The elimination of Medical Service Plan (MSP) premiums came into effect on Jan 1. According to the B.C. government’s MSP website, “as per the elimination, British Columbia residents are no longer required to pay any MSP premiums. However, enrolment in MSP remains mandatory for all residents.”
“Only adult international students who formally opt out of provincial health coverage through MSP are exempt from paying the health fee. The onus for adults to enrol in MSP or formally opt out of provincial health-care benefits rests with the individual. Opting out is a serious step that should not be considered without understanding the consequences of doing so.”
The government of B.C. not only eliminated the premiums for residents but also doubled the MSP rates for international students from $37.50 per month to $75 per month.
Tanysha Klassen, chairperson of the BC Federation of Students, told the CBC that the MSP increase could likely cause hardships for many international students, who already pay up to six times more for post-secondary tuition than local students.
“There are international students living six people to a room or working jobs under the table … or their family put together their entire savings to send one kid to school in Canada,” said Klassen on CBC’s The Early Edition on Jan 6.
“The main issue is not this fee,” said Klassen. “I think it is a bigger issue of us taking advantage of international students and just using them to balance budgets.”
In the provincial government’s Q&A on MSP plan restructure, it is written that “the province is introducing the health fee to ensure international students continue to contribute to and benefit from B.C. health-care coverage.”
“B.C. Medical Services Plan coverage is not changing,” it continues.
If an international student fails to pay the fee, they will still be able to access urgent healthcare services.
“Failure to pay and provincial health-care coverage are not connected. Emergency health-care services will not be denied; however, private physicians and clinics may deny services if a payment method is not pre-approved,” reads the Q&A.
“If an international student does not have provincial health-care coverage or private insurance, they will be liable for the costs of the health-care services received.”

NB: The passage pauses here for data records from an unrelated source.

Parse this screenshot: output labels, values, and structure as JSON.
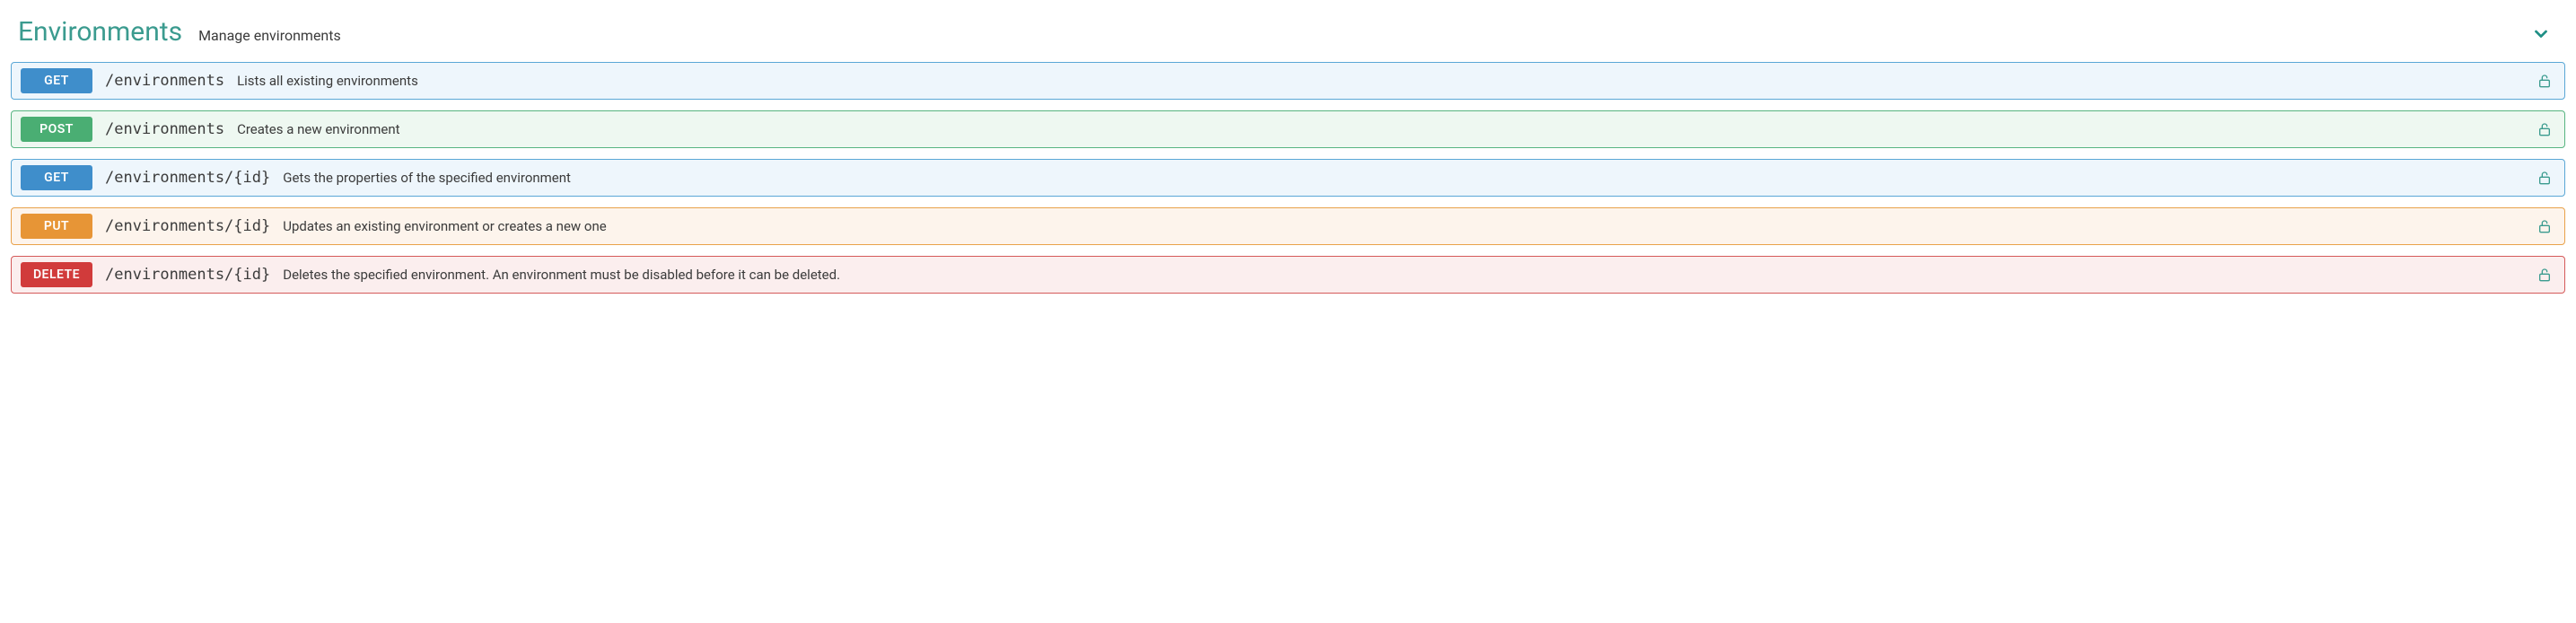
{
  "section": {
    "title": "Environments",
    "subtitle": "Manage environments"
  },
  "operations": [
    {
      "method": "GET",
      "path": "/environments",
      "desc": "Lists all existing environments",
      "style": "m-get"
    },
    {
      "method": "POST",
      "path": "/environments",
      "desc": "Creates a new environment",
      "style": "m-post"
    },
    {
      "method": "GET",
      "path": "/environments/{id}",
      "desc": "Gets the properties of the specified environment",
      "style": "m-get"
    },
    {
      "method": "PUT",
      "path": "/environments/{id}",
      "desc": "Updates an existing environment or creates a new one",
      "style": "m-put"
    },
    {
      "method": "DELETE",
      "path": "/environments/{id}",
      "desc": "Deletes the specified environment. An environment must be disabled before it can be deleted.",
      "style": "m-delete"
    }
  ],
  "colors": {
    "lock_unlocked": "#3b9b8f",
    "chevron": "#1f8f85"
  }
}
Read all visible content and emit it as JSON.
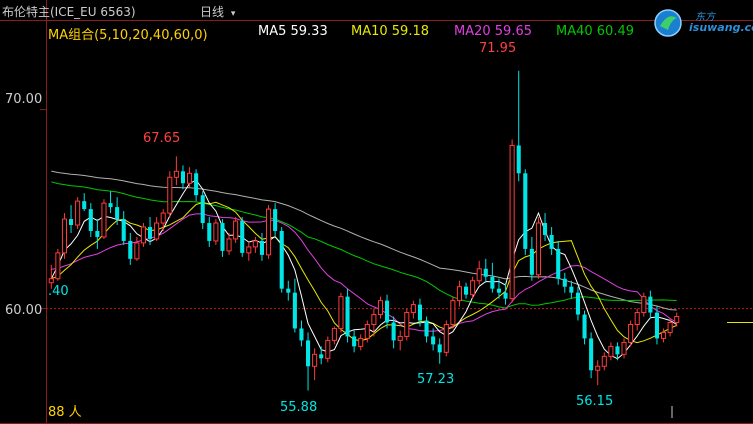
{
  "header": {
    "title": "布伦特主(ICE_EU 6563)",
    "period": "日线",
    "period_icon": "dropdown-arrow-icon"
  },
  "ma_legend": {
    "group": "MA组合(5,10,20,40,60,0)",
    "ma5": "MA5 59.33",
    "ma10": "MA10 59.18",
    "ma20": "MA20 59.65",
    "ma40": "MA40 60.49"
  },
  "colors": {
    "up": "#ff3b3b",
    "down": "#00e5e5",
    "ma_group": "#ffd200",
    "ma5": "#ffffff",
    "ma10": "#e8e800",
    "ma20": "#e040e0",
    "ma40": "#00c800",
    "ma60": "#b0b0b0"
  },
  "logo": {
    "text": "isuwang.com",
    "icon": "isuwang-logo-icon"
  },
  "labels": {
    "axis_70": "70.00",
    "axis_60": "60.00",
    "left_price": ".40",
    "high_main": "71.95",
    "high_left": "67.65",
    "low_1": "55.88",
    "low_2": "57.23",
    "low_3": "56.15",
    "bottom_left": "88 人"
  },
  "chart_data": {
    "type": "candlestick",
    "ylim": [
      54.5,
      73.5
    ],
    "y_ticks": [
      60,
      70
    ],
    "candles": [
      [
        61.3,
        62.2,
        61.0,
        61.5
      ],
      [
        61.5,
        63.0,
        61.4,
        62.8
      ],
      [
        62.8,
        64.8,
        62.5,
        64.5
      ],
      [
        64.5,
        65.2,
        63.8,
        64.2
      ],
      [
        64.2,
        65.6,
        64.0,
        65.4
      ],
      [
        65.4,
        65.8,
        64.9,
        65.0
      ],
      [
        65.0,
        65.3,
        63.6,
        63.9
      ],
      [
        63.9,
        64.5,
        63.0,
        63.6
      ],
      [
        63.6,
        65.5,
        63.5,
        65.3
      ],
      [
        65.3,
        65.9,
        64.8,
        65.1
      ],
      [
        65.1,
        65.6,
        64.2,
        64.5
      ],
      [
        64.5,
        64.9,
        63.2,
        63.4
      ],
      [
        63.4,
        63.8,
        62.2,
        62.5
      ],
      [
        62.5,
        63.6,
        62.4,
        63.3
      ],
      [
        63.3,
        64.3,
        63.1,
        64.1
      ],
      [
        64.1,
        64.6,
        63.2,
        63.5
      ],
      [
        63.5,
        64.6,
        63.4,
        64.3
      ],
      [
        64.3,
        65.0,
        63.9,
        64.8
      ],
      [
        64.8,
        66.9,
        64.6,
        66.6
      ],
      [
        66.6,
        67.65,
        66.2,
        66.9
      ],
      [
        66.9,
        67.2,
        66.0,
        66.3
      ],
      [
        66.3,
        67.1,
        66.1,
        66.8
      ],
      [
        66.8,
        67.0,
        65.4,
        65.7
      ],
      [
        65.7,
        65.9,
        64.0,
        64.3
      ],
      [
        64.3,
        64.6,
        63.1,
        63.4
      ],
      [
        63.4,
        64.5,
        63.2,
        64.3
      ],
      [
        64.3,
        64.5,
        62.6,
        62.9
      ],
      [
        62.9,
        63.8,
        62.7,
        63.5
      ],
      [
        63.5,
        64.6,
        63.3,
        64.4
      ],
      [
        64.4,
        64.6,
        62.6,
        62.8
      ],
      [
        62.8,
        63.3,
        62.4,
        63.1
      ],
      [
        63.1,
        63.6,
        62.8,
        63.4
      ],
      [
        63.4,
        63.8,
        62.4,
        62.7
      ],
      [
        62.7,
        65.2,
        62.5,
        65.0
      ],
      [
        65.0,
        65.3,
        63.6,
        63.9
      ],
      [
        63.9,
        64.1,
        60.8,
        61.0
      ],
      [
        61.0,
        61.4,
        60.4,
        60.8
      ],
      [
        60.8,
        61.5,
        58.8,
        59.0
      ],
      [
        59.0,
        59.4,
        58.1,
        58.4
      ],
      [
        58.4,
        58.8,
        55.88,
        57.1
      ],
      [
        57.1,
        58.0,
        56.4,
        57.7
      ],
      [
        57.7,
        58.1,
        57.2,
        57.5
      ],
      [
        57.5,
        58.6,
        57.3,
        58.4
      ],
      [
        58.4,
        59.1,
        58.2,
        59.0
      ],
      [
        59.0,
        60.8,
        58.8,
        60.6
      ],
      [
        60.6,
        61.0,
        58.3,
        58.6
      ],
      [
        58.6,
        58.9,
        57.8,
        58.1
      ],
      [
        58.1,
        58.7,
        57.9,
        58.5
      ],
      [
        58.5,
        59.4,
        58.3,
        59.2
      ],
      [
        59.2,
        60.0,
        58.6,
        59.7
      ],
      [
        59.7,
        60.6,
        59.5,
        60.4
      ],
      [
        60.4,
        60.7,
        59.0,
        59.3
      ],
      [
        59.3,
        59.6,
        58.0,
        58.4
      ],
      [
        58.4,
        58.9,
        57.9,
        58.6
      ],
      [
        58.6,
        60.0,
        58.4,
        59.8
      ],
      [
        59.8,
        60.4,
        59.5,
        60.2
      ],
      [
        60.2,
        60.5,
        59.1,
        59.4
      ],
      [
        59.4,
        59.6,
        58.3,
        58.6
      ],
      [
        58.6,
        59.0,
        57.9,
        58.2
      ],
      [
        58.2,
        58.5,
        57.23,
        57.8
      ],
      [
        57.8,
        59.4,
        57.6,
        59.2
      ],
      [
        59.2,
        60.6,
        59.0,
        60.4
      ],
      [
        60.4,
        61.4,
        60.1,
        61.1
      ],
      [
        61.1,
        61.3,
        60.5,
        60.7
      ],
      [
        60.7,
        61.6,
        60.5,
        61.4
      ],
      [
        61.4,
        62.4,
        61.2,
        62.0
      ],
      [
        62.0,
        62.5,
        61.3,
        61.6
      ],
      [
        61.6,
        62.3,
        60.8,
        61.0
      ],
      [
        61.0,
        61.5,
        60.5,
        60.8
      ],
      [
        60.8,
        61.3,
        60.2,
        60.5
      ],
      [
        60.5,
        68.5,
        60.3,
        68.2
      ],
      [
        68.2,
        71.95,
        66.4,
        66.8
      ],
      [
        66.8,
        67.0,
        62.7,
        63.0
      ],
      [
        63.0,
        63.6,
        61.4,
        61.7
      ],
      [
        61.7,
        64.6,
        61.5,
        64.3
      ],
      [
        64.3,
        64.8,
        63.4,
        63.7
      ],
      [
        63.7,
        64.1,
        62.7,
        63.0
      ],
      [
        63.0,
        63.4,
        61.2,
        61.5
      ],
      [
        61.5,
        61.8,
        60.8,
        61.1
      ],
      [
        61.1,
        61.4,
        60.5,
        60.8
      ],
      [
        60.8,
        61.1,
        59.4,
        59.7
      ],
      [
        59.7,
        59.9,
        58.2,
        58.5
      ],
      [
        58.5,
        58.8,
        56.5,
        56.9
      ],
      [
        56.9,
        57.4,
        56.15,
        57.1
      ],
      [
        57.1,
        57.8,
        56.9,
        57.6
      ],
      [
        57.6,
        58.3,
        57.4,
        58.1
      ],
      [
        58.1,
        58.3,
        57.4,
        57.7
      ],
      [
        57.7,
        58.5,
        57.5,
        58.3
      ],
      [
        58.3,
        59.4,
        58.1,
        59.2
      ],
      [
        59.2,
        60.0,
        58.9,
        59.8
      ],
      [
        59.8,
        60.8,
        59.6,
        60.6
      ],
      [
        60.6,
        60.9,
        59.5,
        59.8
      ],
      [
        59.8,
        60.1,
        58.2,
        58.5
      ],
      [
        58.5,
        59.0,
        58.3,
        58.8
      ],
      [
        58.8,
        59.5,
        58.6,
        59.3
      ],
      [
        59.3,
        59.8,
        59.1,
        59.6
      ]
    ]
  }
}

KPU’s international student life coordinator, Silvia Serpas, says that “the only thing that we can do is help [international students] by navigating that and sending them to the resources needed.”
“The best resource is us, any international student advisors, so if you make any appointment as an international student and you want to talk about health insurance, you can definitely do that,” he says. “They or us can help guide you through that and answer any questions.”
He also recommends that international students reach out to a “multicultural centre or any centre supporting newcomers.”